FWIW, the same thing goes in Michigan as is described above, at least for SE Michigan. Blacks came from the south, found they were able to work for a decent wage, and bought land. Then came the 60’s. White flight to the suburbs. Detroit property becomes even cheaper, meaning even more blacks (less affluent than the workers) are able to afford housing. Of course this begs the question: why where there never apartments? As above, there was plenty of land. As a Michigander, I’m admittedly prejudiced against “high rises.” I think of them as ghettos. Imagine my surprise when I work in the Greater Toronto Area for a year, see many high-rise buildings (thinking they’re Canadian ghettos), and being informed that those are luxury accommodations! I’m not talking the downtown core where land is tight; I’m talking about shitholes like Mississauga!

It all has to do with what your expectations are.

For example, in SE Michigan, I consider my 1/2 acre an affordable luxury. In Western Michigan for 1/3 the money, I’d have 10 acres with the same size house. For three times the money in the aforementioned Mississauga, I’d be stuck in some stupid “semi-detached” (their wording for duplex with shared land) with a bit of drywall separating me from my neighbor.
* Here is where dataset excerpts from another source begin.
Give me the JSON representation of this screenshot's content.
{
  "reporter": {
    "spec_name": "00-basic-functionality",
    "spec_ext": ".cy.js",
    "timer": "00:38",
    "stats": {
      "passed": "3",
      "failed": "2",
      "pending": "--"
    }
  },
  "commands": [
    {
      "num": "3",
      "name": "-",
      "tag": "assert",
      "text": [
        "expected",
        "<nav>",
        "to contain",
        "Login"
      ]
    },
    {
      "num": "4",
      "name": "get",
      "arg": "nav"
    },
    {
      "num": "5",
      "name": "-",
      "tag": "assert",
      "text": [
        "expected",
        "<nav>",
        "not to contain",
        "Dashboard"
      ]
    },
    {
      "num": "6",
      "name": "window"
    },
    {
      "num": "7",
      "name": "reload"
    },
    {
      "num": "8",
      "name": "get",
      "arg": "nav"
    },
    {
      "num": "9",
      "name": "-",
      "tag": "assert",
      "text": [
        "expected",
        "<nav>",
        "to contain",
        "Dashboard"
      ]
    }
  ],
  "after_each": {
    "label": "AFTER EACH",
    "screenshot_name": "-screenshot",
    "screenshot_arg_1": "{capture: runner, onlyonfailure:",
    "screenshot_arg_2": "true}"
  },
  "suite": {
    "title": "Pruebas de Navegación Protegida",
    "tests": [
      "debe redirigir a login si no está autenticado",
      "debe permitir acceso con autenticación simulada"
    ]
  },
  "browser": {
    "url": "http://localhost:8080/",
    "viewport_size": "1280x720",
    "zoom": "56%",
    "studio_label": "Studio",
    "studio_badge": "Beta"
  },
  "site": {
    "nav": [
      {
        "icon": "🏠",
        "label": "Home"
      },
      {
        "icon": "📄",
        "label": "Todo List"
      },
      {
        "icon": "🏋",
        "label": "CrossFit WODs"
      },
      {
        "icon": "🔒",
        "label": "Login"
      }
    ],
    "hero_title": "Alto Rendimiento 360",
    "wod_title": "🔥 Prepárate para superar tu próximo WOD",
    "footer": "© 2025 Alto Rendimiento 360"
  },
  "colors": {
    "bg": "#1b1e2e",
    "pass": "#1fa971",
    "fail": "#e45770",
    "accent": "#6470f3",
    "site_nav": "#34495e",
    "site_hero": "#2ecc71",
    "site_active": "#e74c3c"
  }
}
And certainly there are Dopers who will say that I live incredibly richly, and others that pity my meager 1/2 acre, for the same amount of money and lifestyle. And as a human being, I pity the former, and envy the latter! :slight_smile:

You know, I live in Michigan, but I’m not from here, so I don’t claim to be an expert, but I’ve never heard anyone use the word “flat” here. OTOH, in Chicago, there is a specific kind of apartment called a “two-flat” (or “three-flat”, but they’re not as common).

I grew up calling the apartment I lived in in San Francisco a flat. I’m not sure what that was all about, in retrospect. (My mom’s BFF is British and my mom, who’s a bit of an Anglophile, may have adopted it from her.)

In San Francisco, last I checked Bayview-Hunters Point had the highest home-ownership rate in the City. There are also more houses and fewer apartments there, and the population is probably less dense.

I have heard my San Francisco Bay area friends refer to “flats” as distinct from “apartments.” The difference being, a flat is an old building (usually a Victorian) that started out as a SFR but has been carved up into rented units, while an apartment was built to be a multiple-unit building.

It made sense to me. But I’ve never heard that usage down here in L.A. - probably because we tear our old buildings down a lot faster. :frowning:

Yeah, you don’t want to exceed your 100 post per year limit!

:wink:

Those SDMB overage charges are a mother…

That jibes wtih what my friend told me when she lived in SF. She explained that “flat” was generally used for apartments that stretched from the front to the back of a building. Like when a townhouse has been converted so that each floor is now a separate apartment.

In Buffalo and Cleveland, there’s the two-flat; a duplex house with two identical large apartments, one above the other. Locals in Buffalo will refer to apartments in two-flats as “flats”, more specifically “upper flat” and “lower flat”, but other types of apartments are just “apartments”.

Oh, that’s what we had! My mom didn’t make it up, then!

Yep, that’s how I use the term (I’m in Michigan :)). I got it from my parents, who lived in an upper flat when they first got married. Now that I’m married, my husband and I live in the lower flat of a two-flat. But before that, I lived in a studio apartment in an 8 apartment building, and my husband lived in an apartment in a different building.

This is an example of a two-flat; the first floor and second floor are completely separate apartments (you may have two separate exterior entrances, or, like in mine, there’s a common front door that goes to a tiny vestibule that has the door to the lower flat and the door that goes to the stairs of the upper flat). The two floors are each a flat, not an apartment.

I’d call all of these apartment buildings and the dwellings within are apartments.